MALAGO’ ESORTA GLI AZZURRI A REAGIRE. LE DICHIARAZIONI
Purtroppo la prestazione di Mauro Nespoli e Chiara Rebagliati non è stata all’altezza delle loro capacità. Entrambi hanno patito il match giocato nello stadio delle eliminatorie e la loro delusione è palpabile, tanto che il Presidente del CONI Giovanni Malagò, presente in tribuna insieme al Presidente Fitarco Mario Scarzella, al vicepresidente CIO e Presidente World Archery Ugur Erdener, ha cercato di rincuorare i due arcieri azzurri invitandoli a concentrarsi sulle prossime gare: “Coraggio, avete ancora la possibilità di tornare in campo. La vostra Olimpiade non è finita”, ha detto prima di salutarli.

Mauro Nespoli ha prova ad analizzare una situazione che non lo soddisfa, considerando anche i problemi avuti il giorno precedente nel ranking round: “Inutile nascondere che sono molto arrabbiato – il termine che utilizza l’azzurro è più colorito… n.d.r. -. Sul campo di allenamento prima del match avevo tirato bene, minimizzando i problemi che avevo avuto ieri durante la qualifica. Invece poi in gara certe situazioni si sono ripresentate, soprattutto nella freccia iniziale e questo non ha contribuito ad aumentare la fiducia nel mio tiro. Non ho osato spostare il mirino concentrandomi di più sul tirarle bene, ma in ogni modo non era facile venirne a capo. Altri si sono lamentati per il vento? non credo sia stato quello il problema. Mi dispiace aver aperto questa Olimpiade con un 7, anche perché il 10 successivo non è servito. Sono dispiaciuto perché non sono riuscito a mettere in campo la mia esperienza e in questo modo non ho nemmeno aiutato Chiara che era al suo esordio in un palcoscenico del genere”.
L’olimpionico sa che ha ancora una sola possibilità per rivalutare la sua quarta presenza ai Giochi: la gara individuale che lo vedrà tornare in campo per i 32esimi martedì 27 alle ore 9,43 di Tokyo contro lo sloveno Ziga Ravnikar: “In questo momento oltre il 60% della mia Olimpiade è già alle spalle.
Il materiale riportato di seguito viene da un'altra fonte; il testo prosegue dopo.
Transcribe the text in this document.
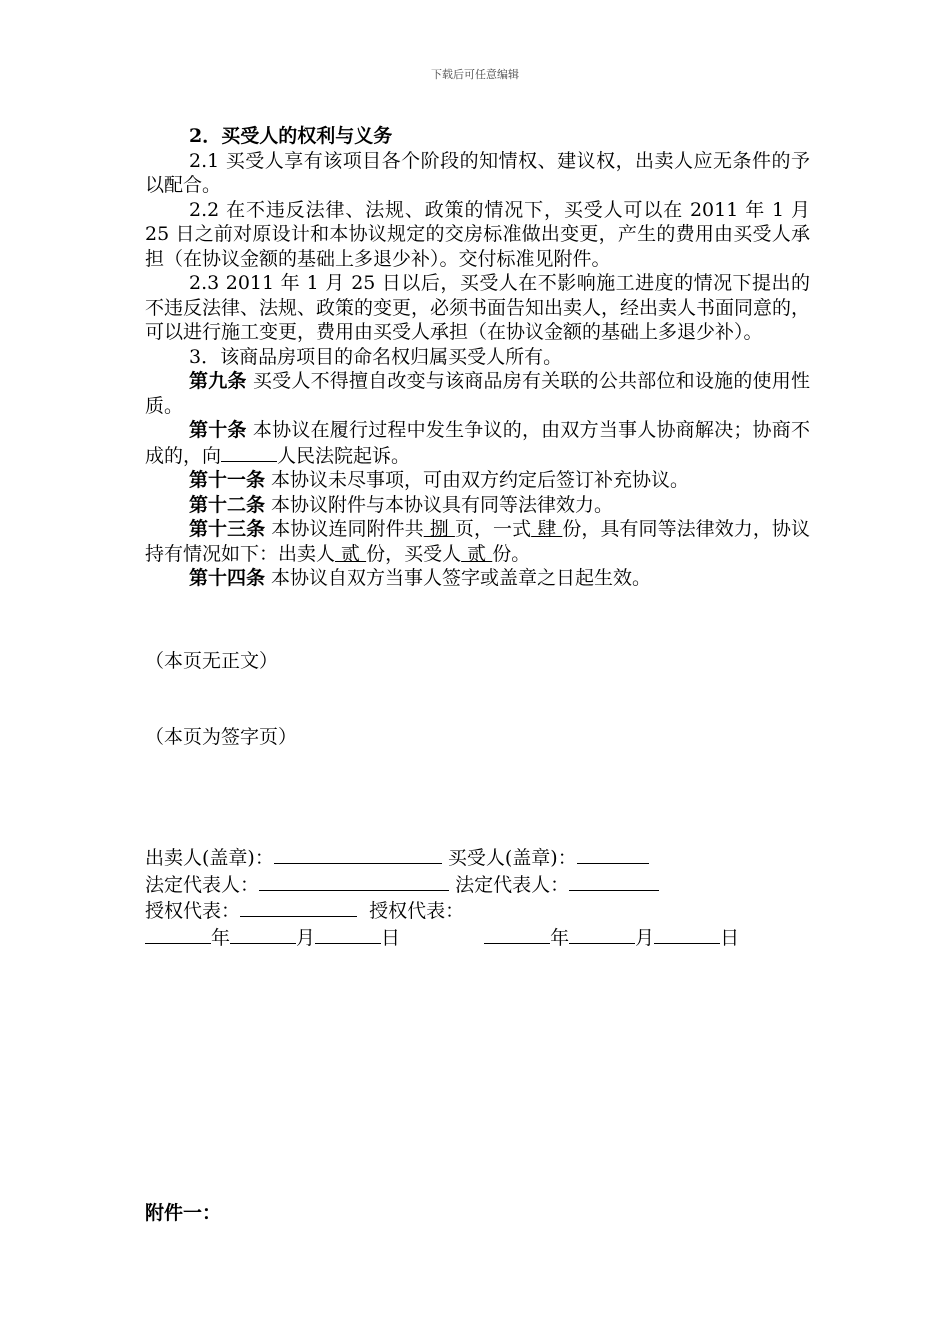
下载后可任意编辑

2．买受人的权利与义务

2.1 买受人享有该项目各个阶段的知情权、建议权，出卖人应无条件的予以配合。

2.2 在不违反法律、法规、政策的情况下，买受人可以在 2011 年 1 月 25 日之前对原设计和本协议规定的交房标准做出变更，产生的费用由买受人承担（在协议金额的基础上多退少补）。交付标准见附件。

2.3 2011 年 1 月 25 日以后，买受人在不影响施工进度的情况下提出的不违反法律、法规、政策的变更，必须书面告知出卖人，经出卖人书面同意的，可以进行施工变更，费用由买受人承担（在协议金额的基础上多退少补）。

3．该商品房项目的命名权归属买受人所有。

第九条 买受人不得擅自改变与该商品房有关联的公共部位和设施的使用性质。

第十条 本协议在履行过程中发生争议的，由双方当事人协商解决；协商不成的，向	人民法院起诉。

第十一条 本协议未尽事项，可由双方约定后签订补充协议。

第十二条 本协议附件与本协议具有同等法律效力。

第十三条 本协议连同附件共 捌 页，一式 肆 份，具有同等法律效力，协议持有情况如下：出卖人 贰 份，买受人 贰 份。

第十四条 本协议自双方当事人签字或盖章之日起生效。

（本页无正文）
（本页为签字页）
出卖人(盖章)：	买受人(盖章)：
法定代表人：	法定代表人：
授权代表：	授权代表：
年	月	日	年	月	日
附件一：
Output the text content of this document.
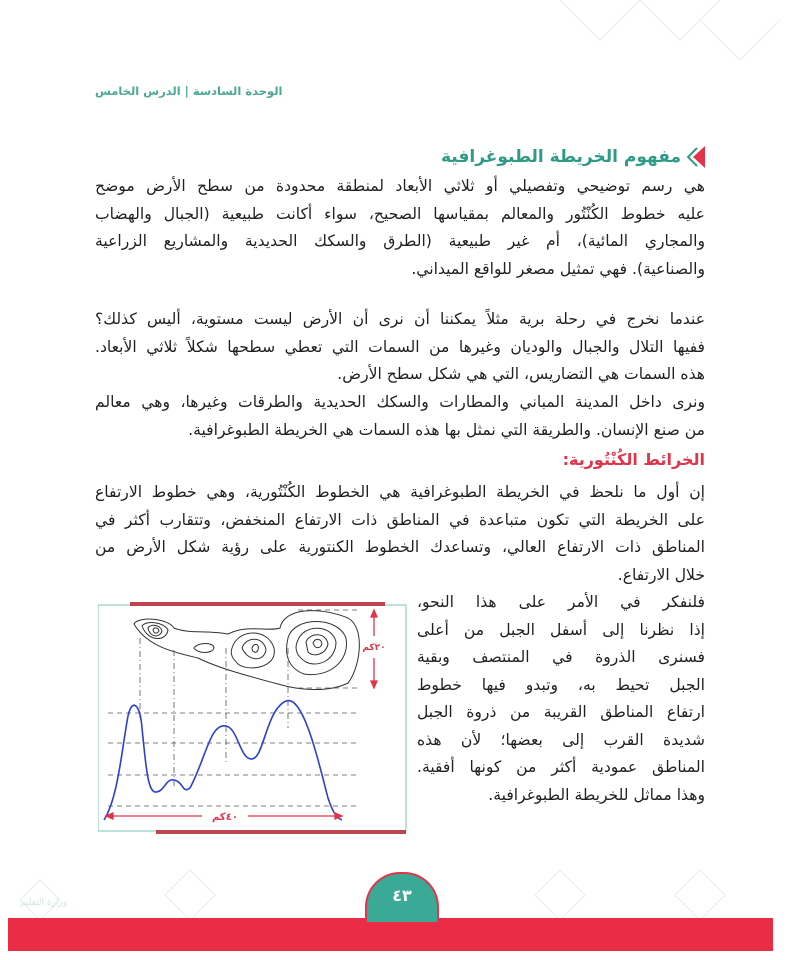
الوحدة السادسة | الدرس الخامس
مفهوم الخريطة الطبوغرافية
هي رسم توضيحي وتفصيلي أو ثلاثي الأبعاد لمنطقة محدودة من سطح الأرض موضح
عليه خطوط الكُنْتُور والمعالم بمقياسها الصحيح، سواء أكانت طبيعية (الجبال والهضاب
والمجاري المائية)، أم غير طبيعية (الطرق والسكك الحديدية والمشاريع الزراعية
والصناعية). فهي تمثيل مصغر للواقع الميداني.
عندما نخرج في رحلة برية مثلاً يمكننا أن نرى أن الأرض ليست مستوية، أليس كذلك؟
ففيها التلال والجبال والوديان وغيرها من السمات التي تعطي سطحها شكلاً ثلاثي الأبعاد.
هذه السمات هي التضاريس، التي هي شكل سطح الأرض.
ونرى داخل المدينة المباني والمطارات والسكك الحديدية والطرقات وغيرها، وهي معالم
من صنع الإنسان. والطريقة التي نمثل بها هذه السمات هي الخريطة الطبوغرافية.
الخرائط الكُنْتُورية:
إن أول ما نلحظ في الخريطة الطبوغرافية هي الخطوط الكُنْتُورية، وهي خطوط الارتفاع
على الخريطة التي تكون متباعدة في المناطق ذات الارتفاع المنخفض، وتتقارب أكثر في
المناطق ذات الارتفاع العالي، وتساعدك الخطوط الكنتورية على رؤية شكل الأرض من
خلال الارتفاع.
فلنفكر في الأمر على هذا النحو،
إذا نظرنا إلى أسفل الجبل من أعلى
فسنرى الذروة في المنتصف وبقية
الجبل تحيط به، وتبدو فيها خطوط
ارتفاع المناطق القريبة من ذروة الجبل
شديدة القرب إلى بعضها؛ لأن هذه
المناطق عمودية أكثر من كونها أفقية.
وهذا مماثل للخريطة الطبوغرافية.
٤٠كم
٢٠كم
وزارة التعليم	٤٣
Devo cercare in queste ore che mi separano dalla competizione individuale di capire cosa non è andato nella prima giornata e cosa è mancato oggi sul campo delle finali. Adesso che sappiamo cosa significa gareggiare in questo stadio, il mio unico obiettivo è di ritrovarmi per esprimermi secondo le mie possibiltà”.

Poi una domanda su una novità che riguarda la privacy degli atleti in gara: durante il match è possibile sapere quanti battiti ha il cuore dell’atleta in gara: “Per me non c’è problema, viene data una informazione in più per capire come reagiamo durante la competizione”.
Chiara Rebagliati prova ad analizzare la sconfitta, che va archiviata in fretta visto che già domani mattina tornerà in campo con le compagne di squadra: “C’è stata differenza tra campo di prova e campo delle finali: nel mio caso le ultime frecce prima del match erano tutte alte e invece in gara andavano basse. Sicuramente c’era tanta emozione e, anche se nei giorni scorsi avevamo provato a tirare su questo campo, quando sei dentro la competizione è molto diverso rispetto a un allenamento. Ora che ho avuto questo impatto, cercherò per gli scontri a squadre e individuali di mantenere più alta la concentrazione e il focus, di non sentirmi piccola in una campo delle finali così grande. Devo minimizzare tutto ciò che mi circonda per far sì che ci sia solo io, il bersaglio le mie compagne di squadra”.

DOMANI IN CAMPO LE AZZURRE
L’Italia tornerà in campo domani mattina. Chiara Rebagliati insieme a Lucilla Boari e a Tatiana Andreoli saranno protagoniste agli ottavi di finale contro la Gran Bretagna di Sarah Bettles, Bryony Pitman e Naomi Folkard. Il match si disputerà alle ore 9,30 di Tokyo (02,30 di notte in Italia) e verrà trasmesso su Discovery+, su Eurosport con il commento di Paolo Casale e l’azzurro Michele Frangilli, oltre che su Rai Due con il commento di Luca Di Bella e su Radio Rai.